Of course the tone and the vocabulary reflect deep pessimism about the efficacy of fighting anti-Semitism. His credo is characteristically Zionist in the spirit of Leo Pinsker: the world is hostile; one has to stay clear of non-Jews, lest one loses one’s self-regard as a result of viewing oneself through a distorted lens. His advice—to ignore the inquisition, while acknowledging the dangers confronting the Jewish community in Russia.

Jabotinsky’s hybrid political writing would prove an effective way to transmit a militant Zionist message that would later acquire the appellation “Revisionist,” meaning more politically right wing than the Zionism of Chaim Weizmann or David Ben-Gurion. In 1925, Jabotinsky founded his own political party, Tsohar (Zionist Revisionism), in the World Zionist Organization, which aimed to establish a Jewish majority on both sides of the Jordan River. In time his group of followers would establish a youth wing, Betar, which became associated with its members’ devotion to militant Zionism and loyalty to Jabotinsky himself; his followers also formed an armed militia, the Irgun (also known as Etzel—Irgun Tsvai Leumi). In the 1930s, Jabotinsky was revered by tens of thousands of Revisionist sympathizers around the world and especially in Eastern Europe, Palestine, the United States, and South Africa.
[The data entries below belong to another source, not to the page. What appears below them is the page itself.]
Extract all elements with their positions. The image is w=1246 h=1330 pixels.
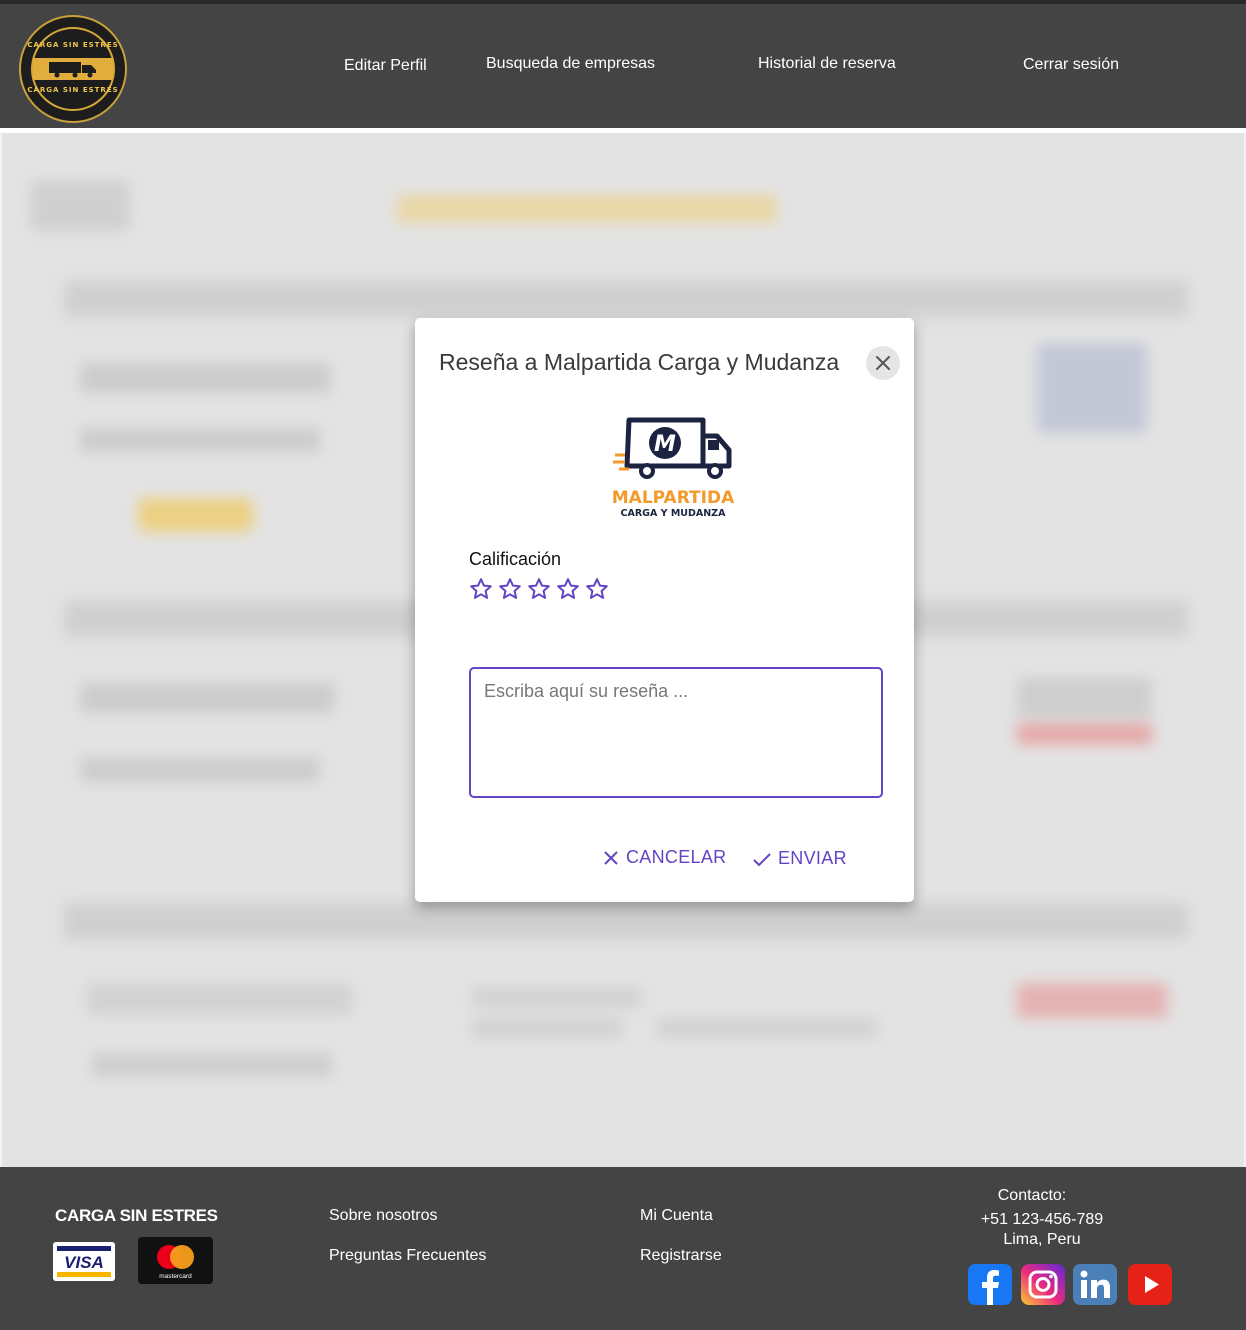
blurred-back-button: [30, 181, 130, 231]
send-button[interactable]: ENVIAR: [752, 848, 847, 869]
contact-city: Lima, Peru: [1003, 1231, 1081, 1248]
blurred-card-line: [472, 1018, 622, 1038]
malpartida-logo: M MALPARTIDA CARGA Y MUDANZA: [612, 417, 735, 519]
svg-text:mastercard: mastercard: [159, 1273, 192, 1280]
rating-label: Calificación: [469, 549, 562, 569]
close-icon: [876, 356, 890, 370]
company-name: MALPARTIDA: [612, 488, 735, 508]
company-monogram: M: [654, 432, 676, 457]
carga-sin-estres-logo[interactable]: CARGA SIN ESTRES CARGA SIN ESTRES: [19, 15, 127, 123]
facebook-icon[interactable]: [968, 1264, 1012, 1305]
star-icon[interactable]: [527, 577, 551, 601]
truck-icon: [49, 62, 96, 78]
top-nav-bar: CARGA SIN ESTRES CARGA SIN ESTRES Editar…: [0, 0, 1246, 128]
instagram-icon[interactable]: [1021, 1264, 1065, 1305]
blurred-card-line: [80, 758, 320, 782]
youtube-icon[interactable]: [1128, 1264, 1172, 1305]
review-dialog: Reseña a Malpartida Carga y Mudanza M MA…: [415, 318, 914, 902]
cancel-button[interactable]: CANCELAR: [602, 847, 726, 868]
star-icon[interactable]: [556, 577, 580, 601]
close-icon: [604, 850, 618, 865]
blurred-card-line: [92, 1053, 332, 1077]
dialog-title: Reseña a Malpartida Carga y Mudanza: [439, 349, 840, 375]
blurred-card-line: [80, 683, 335, 713]
close-button[interactable]: [866, 346, 900, 380]
footer-brand: CARGA SIN ESTRES: [55, 1206, 218, 1225]
blurred-card-header: [64, 903, 1188, 939]
blurred-card-button: [138, 498, 253, 532]
blurred-card-line: [80, 428, 320, 452]
blurred-card-image: [1017, 983, 1167, 1018]
blurred-card-header: [64, 281, 1188, 317]
contact-phone: +51 123-456-789: [980, 1211, 1104, 1228]
linkedin-icon[interactable]: [1073, 1264, 1117, 1305]
logo-text-top: CARGA SIN ESTRES: [27, 41, 119, 49]
mastercard-icon: mastercard: [138, 1237, 213, 1284]
blurred-card-image: [1017, 723, 1152, 745]
send-label: ENVIAR: [778, 848, 847, 868]
review-textarea[interactable]: [469, 667, 883, 798]
nav-edit-profile[interactable]: Editar Perfil: [344, 57, 427, 75]
blurred-card-line: [80, 363, 330, 393]
star-icon[interactable]: [585, 577, 609, 601]
footer-link-about[interactable]: Sobre nosotros: [329, 1207, 438, 1225]
footer-link-faq[interactable]: Preguntas Frecuentes: [329, 1247, 486, 1265]
footer: CARGA SIN ESTRES VISA mastercard Sobre n…: [0, 1167, 1246, 1330]
svg-text:VISA: VISA: [64, 1253, 104, 1272]
star-icon[interactable]: [498, 577, 522, 601]
blurred-card-line: [657, 1018, 877, 1038]
nav-logout[interactable]: Cerrar sesión: [1023, 56, 1119, 74]
footer-link-account[interactable]: Mi Cuenta: [640, 1207, 713, 1225]
blurred-card-image: [1017, 678, 1152, 718]
blurred-card-line: [87, 983, 352, 1015]
blurred-card-line: [472, 988, 642, 1008]
company-tagline: CARGA Y MUDANZA: [621, 508, 727, 519]
blurred-page-title: [397, 195, 777, 223]
nav-booking-history[interactable]: Historial de reserva: [758, 55, 896, 73]
logo-text-bottom: CARGA SIN ESTRES: [27, 86, 119, 94]
cancel-label: CANCELAR: [626, 847, 727, 867]
check-icon: [753, 852, 771, 866]
footer-link-register[interactable]: Registrarse: [640, 1247, 722, 1265]
blurred-card-image: [1037, 343, 1147, 433]
star-icon[interactable]: [469, 577, 493, 601]
nav-company-search[interactable]: Busqueda de empresas: [486, 55, 655, 73]
visa-card-icon: VISA: [53, 1242, 115, 1281]
contact-label: Contacto:: [997, 1187, 1067, 1204]
star-rating[interactable]: [469, 577, 609, 601]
In “No Apologies,” Jabotinsky used elements of the feuilleton to inspire his readers and build a major Jewish Zionist political movement in the twentieth century. His writing style in later decades harkened back to feuilleton in its “Russian” dimension—as a multivalent emotionally exciting instrument—while treating the new political realities of Zionism in the 1920s and 30s, especially issues connected with the rise of Fascism, Nazism, and struggles for a Jewish home in Palestine.